Chowa and her colleagues hope to roll out an impact study with Samagra at the end of 2016 or by early 2017.

With the Comprehensive Rural Health Project (CRHP), School faculty will focus on some of India’s poorest villages and on the impact of the organization’s gender equality program, which discourages discrimination and violence against women and teaches all adolescents to value girls and education early in life.

“Although there are adolescent programs for girls and boys, CRHP’s approach really focuses on changing the minds of boys and teaching them the importance of treating women as human beings,” Chowa explained.

Faculty will also work with CRHP to examine the effectiveness of its mental health program, which trains community volunteers to become mental health workers.

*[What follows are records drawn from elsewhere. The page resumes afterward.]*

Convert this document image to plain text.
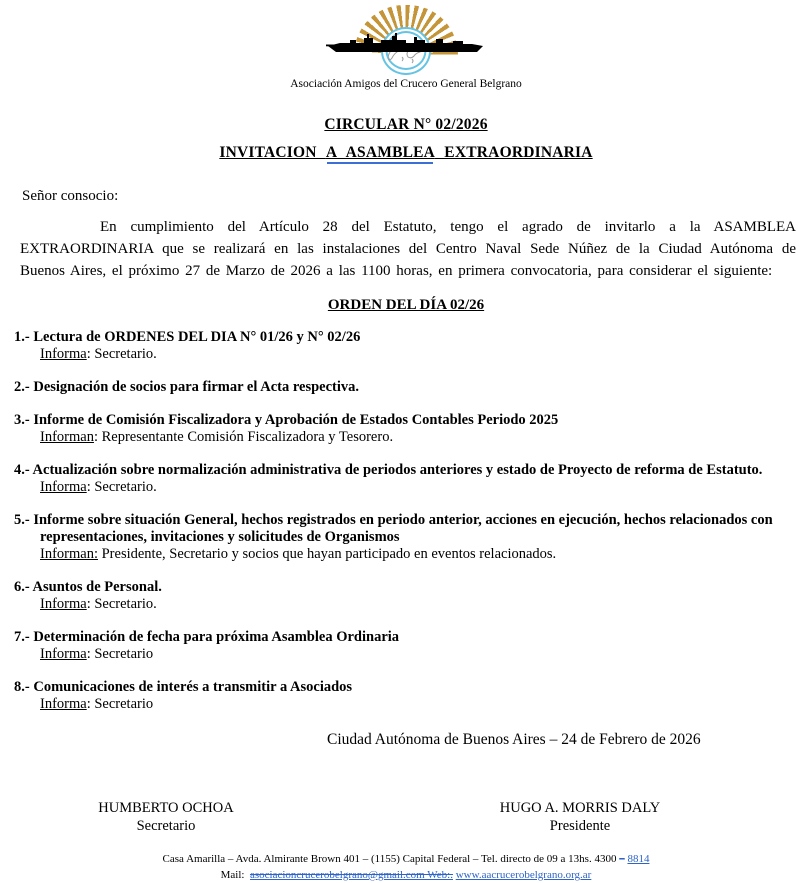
Asociación Amigos del Crucero General Belgrano
CIRCULAR N° 02/2026
INVITACION A ASAMBLEA EXTRAORDINARIA

Señor consocio:

En cumplimiento del Artículo 28 del Estatuto, tengo el agrado de invitarlo a la ASAMBLEA EXTRAORDINARIA que se realizará en las instalaciones del Centro Naval Sede Núñez de la Ciudad Autónoma de Buenos Aires, el próximo 27 de Marzo de 2026 a las 1100 horas, en primera convocatoria, para considerar el siguiente:

ORDEN DEL DÍA 02/26
1.- Lectura de ORDENES DEL DIA N° 01/26 y N° 02/26
Informa: Secretario.
2.- Designación de socios para firmar el Acta respectiva.
3.- Informe de Comisión Fiscalizadora y Aprobación de Estados Contables Periodo 2025
Informan: Representante Comisión Fiscalizadora y Tesorero.
4.- Actualización sobre normalización administrativa de periodos anteriores y estado de Proyecto de reforma de Estatuto.
Informa: Secretario.
5.- Informe sobre situación General, hechos registrados en periodo anterior, acciones en ejecución, hechos relacionados con representaciones, invitaciones y solicitudes de Organismos
Informan: Presidente, Secretario y socios que hayan participado en eventos relacionados.
6.- Asuntos de Personal.
Informa: Secretario.
7.- Determinación de fecha para próxima Asamblea Ordinaria
Informa: Secretario
8.- Comunicaciones de interés a transmitir a Asociados
Informa: Secretario
Ciudad Autónoma de Buenos Aires – 24 de Febrero de 2026
HUMBERTO OCHOA
Secretario
HUGO A. MORRIS DALY
Presidente
Casa Amarilla – Avda. Almirante Brown 401 – (1155) Capital Federal – Tel. directo de 09 a 13hs. 4300 – 8814
Mail: asociacioncrucerobelgrano@gmail.com Web:. www.aacrucerobelgrano.org.ar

These workers—mainly uneducated women who live within the villages that CRHP serves—help to diagnose the symptoms and the behaviors of mental illness, including schizophrenia, bipolar and anxiety disorders, and refer individuals for services where needed.

“The training is very comprehensive and intense,” Chowa said. “They are also trying to change behaviors toward people with mental illness, so it’s quite holistic and really an amazing program. But they don’t have any evidence of impact. Our goal will be to look at the outcomes. Currently, all they have is anecdotal, but that has been very, very positive.”

Chowa hopes to get the study off the ground by early 2017.

Ultimately, the projects should not only benefit the agencies and the communities they serve but also give research partners an opportunity to work alongside School faculty to strengthen their intervention research skills, Richman said.

“It will also help us to continue to build our research presence internationally, so it’s really a win-win-win all around,” he said.